Description of problem: Openstack director's templates were set to deploy the Ceph monitor as the single service on block-storage nodes. An update of the Overcloud from 3 nodes of block-storage nodes passed and the director created 4 monitors in quorum in the cluster. Version-Release number of selected component (if applicable): openstack-tripleo-validations-5.3.1-0.20170125194508.6b928f1.el7ost.noarch openstack-tripleo-common-5.7.1-0.20170126235054.c75d3c6.el7ost.noarch puppet-tripleo-6.1.0-0.20170127040716.d427c2a.el7ost.noarch openstack-tripleo-puppet-elements-6.0.0-0.20170126053436.688584c.el7ost.noarch openstack-tripleo-0.0.8-0.2.4de13b3git.el7ost.noarch openstack-tripleo-heat-templates-6.0.0-0.20170127041112.ce54697.el7ost.1.noarch openstack-tripleo-ui-2.0.1-0.20170126144317.f3bd97e.el7ost.noarch python-tripleoclient-6.0.1-0.20170127055753.8ea289c.el7ost.noarch openstack-tripleo-image-elements-6.0.0-0.20170126135810.00b9869.el7ost.noarch How reproducible: 100% Steps to Reproduce: 1. deploy an overcloud with dedicated Ceph monitor node (as described in Bug 1232958 ) 2. add another node to the deployment command and update the Overcloud 3. Actual results: The update creates another Ceph monitor, adds it to quorum. Expected results: OSP director wont run the update, show a message: can't deploy an even number of Ceph monitor service. Additional info:
We don't support this kind of validation for roles or node counts so this would need to be an RFE
Yogev, from the 'ceph status' output you sent me, we appear to have completed successfully the update producing a 4 nodes cluster in healthy state ... so I agree it would be better to use an uneven number of monitors but ceph itself doesn't prevent you from using an even number so I am not sure director should.
In addition to the description: A fresh deployment of two dedicated Ceph monitor nodes ended successfully with both of them in quorum. The templates were set to use the block-storage node as a dedicated Ceph monitor node. The Overcloud topology was: - 3 Control nodes - 2 Block storage nodes - 3 Ceph storage nodes (each with 10 OSDs) - 2 Compute nodes The deployment started without any warning or a sign that there will be an even number of Ceph monitors in the cluster.
I am adding a warning message in the post-deployment validations printed if the cluster is in HEALTH_WARN state. If Ceph returns HEALTH_OK with two and/or any other even number of ceph-mon instances, I don't think we should stop deployment of an even number of nodes in tripleo.

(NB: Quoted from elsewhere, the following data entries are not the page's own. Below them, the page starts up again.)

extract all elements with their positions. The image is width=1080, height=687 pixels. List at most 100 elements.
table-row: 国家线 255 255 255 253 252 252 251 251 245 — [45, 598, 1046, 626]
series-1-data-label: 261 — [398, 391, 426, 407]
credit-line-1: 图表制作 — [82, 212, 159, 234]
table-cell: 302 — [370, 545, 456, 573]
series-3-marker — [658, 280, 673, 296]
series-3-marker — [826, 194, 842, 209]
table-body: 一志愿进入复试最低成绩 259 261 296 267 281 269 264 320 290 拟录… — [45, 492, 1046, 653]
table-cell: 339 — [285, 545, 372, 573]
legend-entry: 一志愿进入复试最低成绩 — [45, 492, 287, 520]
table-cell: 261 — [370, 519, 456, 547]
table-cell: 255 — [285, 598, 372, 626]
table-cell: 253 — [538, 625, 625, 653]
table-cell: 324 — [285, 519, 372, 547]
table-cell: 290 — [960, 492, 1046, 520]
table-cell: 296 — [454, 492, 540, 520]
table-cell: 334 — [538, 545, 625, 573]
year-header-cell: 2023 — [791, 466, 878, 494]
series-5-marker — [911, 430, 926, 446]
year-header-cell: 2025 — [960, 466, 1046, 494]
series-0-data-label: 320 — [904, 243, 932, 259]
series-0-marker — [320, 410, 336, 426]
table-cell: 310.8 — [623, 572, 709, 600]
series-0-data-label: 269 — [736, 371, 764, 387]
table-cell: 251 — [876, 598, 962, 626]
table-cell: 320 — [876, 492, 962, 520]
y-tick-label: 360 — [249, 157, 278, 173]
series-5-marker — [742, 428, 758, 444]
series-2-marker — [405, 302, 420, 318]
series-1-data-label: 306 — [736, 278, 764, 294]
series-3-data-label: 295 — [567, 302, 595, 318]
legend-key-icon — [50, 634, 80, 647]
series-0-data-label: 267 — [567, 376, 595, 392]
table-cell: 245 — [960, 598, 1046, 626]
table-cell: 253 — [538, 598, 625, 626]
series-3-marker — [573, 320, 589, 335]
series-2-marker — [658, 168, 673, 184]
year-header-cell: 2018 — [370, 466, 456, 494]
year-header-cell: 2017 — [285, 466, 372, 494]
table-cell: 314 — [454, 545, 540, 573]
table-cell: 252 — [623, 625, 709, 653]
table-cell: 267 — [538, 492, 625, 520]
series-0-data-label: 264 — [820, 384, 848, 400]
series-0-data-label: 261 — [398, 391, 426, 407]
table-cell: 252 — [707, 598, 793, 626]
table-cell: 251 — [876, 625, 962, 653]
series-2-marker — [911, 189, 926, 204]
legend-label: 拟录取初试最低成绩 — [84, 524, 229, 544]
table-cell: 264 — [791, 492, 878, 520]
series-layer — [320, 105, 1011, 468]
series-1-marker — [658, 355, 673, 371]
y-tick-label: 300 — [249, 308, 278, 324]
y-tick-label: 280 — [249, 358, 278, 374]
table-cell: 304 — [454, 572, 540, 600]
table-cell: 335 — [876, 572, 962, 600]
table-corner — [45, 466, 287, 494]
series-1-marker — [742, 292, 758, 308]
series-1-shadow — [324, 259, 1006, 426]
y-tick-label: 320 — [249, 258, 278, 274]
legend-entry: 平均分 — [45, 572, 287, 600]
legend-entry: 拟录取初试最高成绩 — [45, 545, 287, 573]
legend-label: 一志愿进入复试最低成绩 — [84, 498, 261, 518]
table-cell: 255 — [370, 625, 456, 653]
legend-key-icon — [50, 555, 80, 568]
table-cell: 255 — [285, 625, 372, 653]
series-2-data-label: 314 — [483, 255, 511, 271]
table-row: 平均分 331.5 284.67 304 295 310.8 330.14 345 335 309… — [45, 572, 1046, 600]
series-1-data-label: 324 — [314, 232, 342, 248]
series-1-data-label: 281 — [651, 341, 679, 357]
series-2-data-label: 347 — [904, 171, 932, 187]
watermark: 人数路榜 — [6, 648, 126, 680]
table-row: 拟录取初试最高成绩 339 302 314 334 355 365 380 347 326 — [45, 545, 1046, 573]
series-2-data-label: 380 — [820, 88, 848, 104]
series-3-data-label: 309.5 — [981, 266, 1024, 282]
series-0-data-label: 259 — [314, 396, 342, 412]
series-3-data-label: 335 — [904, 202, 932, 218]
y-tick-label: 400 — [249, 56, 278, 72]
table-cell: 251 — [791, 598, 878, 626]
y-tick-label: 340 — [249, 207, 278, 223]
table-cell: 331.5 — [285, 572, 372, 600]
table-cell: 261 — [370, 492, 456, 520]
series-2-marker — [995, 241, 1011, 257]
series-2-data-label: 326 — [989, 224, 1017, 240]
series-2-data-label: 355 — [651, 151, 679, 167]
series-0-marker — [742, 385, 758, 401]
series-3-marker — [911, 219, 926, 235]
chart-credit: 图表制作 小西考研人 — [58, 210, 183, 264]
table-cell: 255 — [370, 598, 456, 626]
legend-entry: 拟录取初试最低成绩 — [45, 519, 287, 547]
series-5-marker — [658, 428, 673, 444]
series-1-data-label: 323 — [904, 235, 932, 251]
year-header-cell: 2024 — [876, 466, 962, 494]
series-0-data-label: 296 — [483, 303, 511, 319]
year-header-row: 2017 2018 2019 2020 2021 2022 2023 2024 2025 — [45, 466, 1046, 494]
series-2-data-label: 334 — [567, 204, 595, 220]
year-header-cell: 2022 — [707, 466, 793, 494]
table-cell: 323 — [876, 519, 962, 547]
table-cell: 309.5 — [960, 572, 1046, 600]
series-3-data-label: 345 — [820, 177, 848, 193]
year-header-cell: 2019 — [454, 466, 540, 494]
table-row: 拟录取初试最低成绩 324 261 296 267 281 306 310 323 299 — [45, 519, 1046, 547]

The problem isn't so much even, or odd, it's that three monitors are required for HA. A transitional state of 4 monitors is not problematic. The problem arises during leader election (paxos). There are situations where you would want to have an even number: * Scaling from 3 monitors to an eventual 5 * Provisioning a 4th monitor with the intention of retiring an old monitor When an operator goes to deploy a HA OSP control plane, is this something that is enforced programmatically? For example, if HA OSP requires 3 controller nodes, and the templates contain 2, do we block installation? If we do block installation, then we should have a way of enforcing similar requirements for other components (eg. Ceph).
hi Kyle, thanks for commenting. Currently OSPd does not enforce (nor block) the deployment of a specific number of MONs, OSDs or even MDSs. Instead this BZ added a post-install validation task which prints a warning message if at the end of the deployment the Ceph cluster is not in HEALTH_OK. My goal is to make OSPd more verbose if Ceph is in warning state; given that deploying an odd number of nodes isn't even worth a warning in Ceph, I don't think OSPd should prevent that.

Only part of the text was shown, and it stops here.